HOME has now raised 5339 Canadina dollars! I am so pleased and so happy to have everyone's support on this project.
First in HOME news, we are getting started with making plans for the chicken coop/cow shed. We have decided on 500 chickens, a mix of broiler and layers, so they can eat chicken and eggs. We're also looking into buying an incubator, to grow broiler chickens. I'm super excited about that. It can take up to 500 eggs. It takes 18-20 days to incubate the fertilized eggs, then they are hatched and kept for another 2-3 weeks. At this point they can be sold to the neighbours and give the orphanage more income.
We went to look at another orphanage in Ngong on Wednesday that has an incubator, with my friend Daniel. At Faraja Children's Home we met a guy named George who filled us in on how it works, costs etc. Now we just need to get Mama Tunza to agree.
Also a big thank you to Alberto Saavedra for his donation to HOME. Alberto is my friend from Portugal who was a fellow volunteer in 2007, working at an orphanage called the Sons of Manesh. And thank yous to Brett Davidson, owner of LadySport, my roommates Tom Bond and Rae Mitchell, and the best looking spectator/Funky Trunks model, Craig Simonetto for their respective donations.
In other news, Alisha and I are settling in well. This trip is already very different. We are living way out in the country, in Ngong Hills. It's a 40 minute drive into civilization, ie Junction, where I lived last time, where there is a huge supermarket and everything you would ever need or want. It takes about 30 minutes to walk to Ngong town, where there are Kenyan shops and 15 minutes to walk to the orphanage.
We are living with an ordinary Kenyan family (not a chief as previously reported) on their acre farm. They are Evans, who works in construction, and Alice who graduated yesterday as an Early Childhood Educator and runs a daycare. They have 3 kids, girls Favour who is 13 and Audrey who is 10 and a son Pistis, who is 8. And a bunch of dogs and a cat. We are settling in with them well.
It's a different world in Ngong from Kibera. The orphanage has tons of room, including a small playing field outside. They are still transitioning some of the kids, in fact we went ot Kibera on Tuesday to collect the year 8s, who have just sat their national exams. Yesterday, Cyrus, joined us. He is blind and attending a special school and will be there for the December holidays. In January he will start at a new school where he can learn Braille. Next Friday the rest of the older kids will come from Kibera and they will have nearly 100 kids at the orphanage.

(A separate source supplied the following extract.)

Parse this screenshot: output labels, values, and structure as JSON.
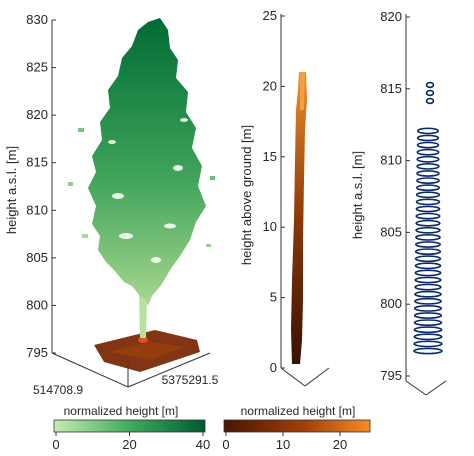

I was excited that many of the older kids have remembered me and were very excited to see me again. The little ones don't, but they are pretty easy to win over. Push them on a swing, play a game of soccer with them, read them a book and you're golden.
That's probably it for now. I'm hoping to get construction started this week and the livestock out here before long.
I'm not by a computer very often, but will update when I can.